Ce qu’on dit et fait à propos de la tempérance s’est avéré d’un grand intérêt dans d’autres contextes sociopolitiques car, en dépit des apparences, le phénomène n’est pas homogène. Il s’agit d’un « objet » que l’on peut suivre dans des milieux très différents : aux États-Unis (Breitenbach 1983, par exemple), au Canada anglais (Ferry 2003) et français (Voisine 1984 ; Rousseau 1993 ; Noel 1987), en Inde (Carroll 1976), en Afrique du Sud (Mille 1980), en Irlande, en Suède, etc. Le message s’adresse d’abord à une population anglophone et protestante et il pénètre des groupes divers : les Noirs aux États-Unis (Yacovone 1988) et en Afrique du Sud (Mille 1980), l’élite indienne puis certaines castes (Carroll 1976) – avec des effets souvent imprévus. On y associe par exemple l’émergence du nationalisme indien et les premières organisations des Noirs américains ou de l’Afrique du Sud. Les femmes américaines (Bordin 1981 ; Epstein 1981 ; Dannenbaum 1984 ; Blocker 1985) et anglo-canadiennes (McGovern 1979 ; Mitchinson 1981 ; Bacchi 1983 ; Sheehan 1981, 1984 ; Cook 1990 ; Black et Guthbert 1993) profiteront pour leur part des compétences acquises dans le cadre de cette lutte pour s’organiser, revendiquer et obtenir le droit de vote. Chez les Canadiens français catholiques, la lutte semble cependant prendre une allure très différente.

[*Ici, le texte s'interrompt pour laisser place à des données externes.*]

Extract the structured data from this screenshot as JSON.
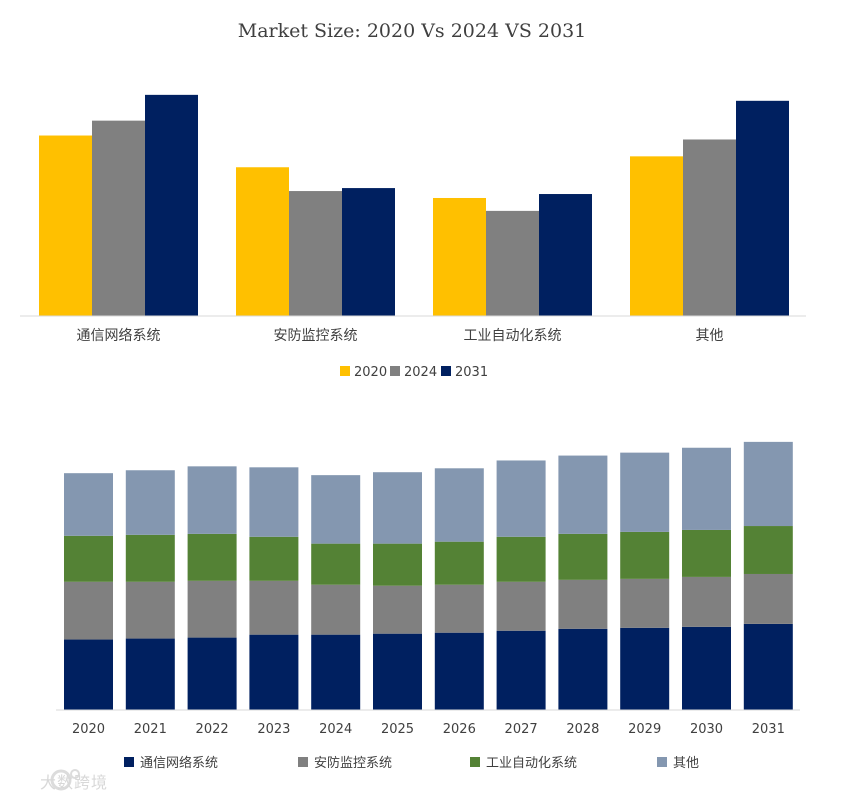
{
  "colors": {
    "y2020": "#FFC000",
    "y2024": "#808080",
    "y2031": "#002060",
    "s_comm": "#002060",
    "s_security": "#808080",
    "s_industrial": "#548235",
    "s_other": "#8497B0"
  },
  "watermark_text": "大数跨境",
  "chart_data": [
    {
      "type": "bar",
      "title": "Market Size: 2020 Vs 2024 VS 2031",
      "categories": [
        "通信网络系统",
        "安防监控系统",
        "工业自动化系统",
        "其他"
      ],
      "series": [
        {
          "name": "2020",
          "values": [
            182,
            150,
            119,
            161
          ]
        },
        {
          "name": "2024",
          "values": [
            197,
            126,
            106,
            178
          ]
        },
        {
          "name": "2031",
          "values": [
            223,
            129,
            123,
            217
          ]
        }
      ],
      "ylim": [
        0,
        240
      ],
      "legend": "bottom"
    },
    {
      "type": "bar",
      "stacked": true,
      "title": "",
      "categories": [
        "2020",
        "2021",
        "2022",
        "2023",
        "2024",
        "2025",
        "2026",
        "2027",
        "2028",
        "2029",
        "2030",
        "2031"
      ],
      "series": [
        {
          "name": "通信网络系统",
          "values": [
            72,
            73,
            74,
            77,
            77,
            78,
            79,
            81,
            83,
            84,
            85,
            88
          ]
        },
        {
          "name": "安防监控系统",
          "values": [
            59,
            58,
            58,
            55,
            51,
            49,
            49,
            50,
            50,
            50,
            51,
            51
          ]
        },
        {
          "name": "工业自动化系统",
          "values": [
            47,
            48,
            48,
            45,
            42,
            43,
            44,
            46,
            47,
            48,
            48,
            49
          ]
        },
        {
          "name": "其他",
          "values": [
            64,
            66,
            69,
            71,
            70,
            73,
            75,
            78,
            80,
            81,
            84,
            86
          ]
        }
      ],
      "ylim": [
        0,
        280
      ],
      "legend": "bottom"
    }
  ]
}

Les auteurs qui se sont intéressés à la question de la tempérance chez les Canadiens français catholiques soulignent tous le rôle déterminant du clergé qui prend non seulement l’initiative des campagnes, mais aussi celle de la création, de la structuration et du soutien des sociétés de tempérance. Des historiens retracent les personnes concernées, le nombre d’adhérents, les effets sur la pratique religieuse (Blais-Hildebrand 1975 ; Bédard-Lévesques 1979 ; Voisine 1979, 1984 ; Noel 1987). Leurs analyses concluent généralement que la tempérance est un moyen d’encadrer et de contrôler la population, de la ramener à une certaine « moralité », alors que l’introduction du rhum importé des Antilles ou du gin produit localement à bon compte brouille les esprits, que désillusionnent par ailleurs les échecs politiques[2].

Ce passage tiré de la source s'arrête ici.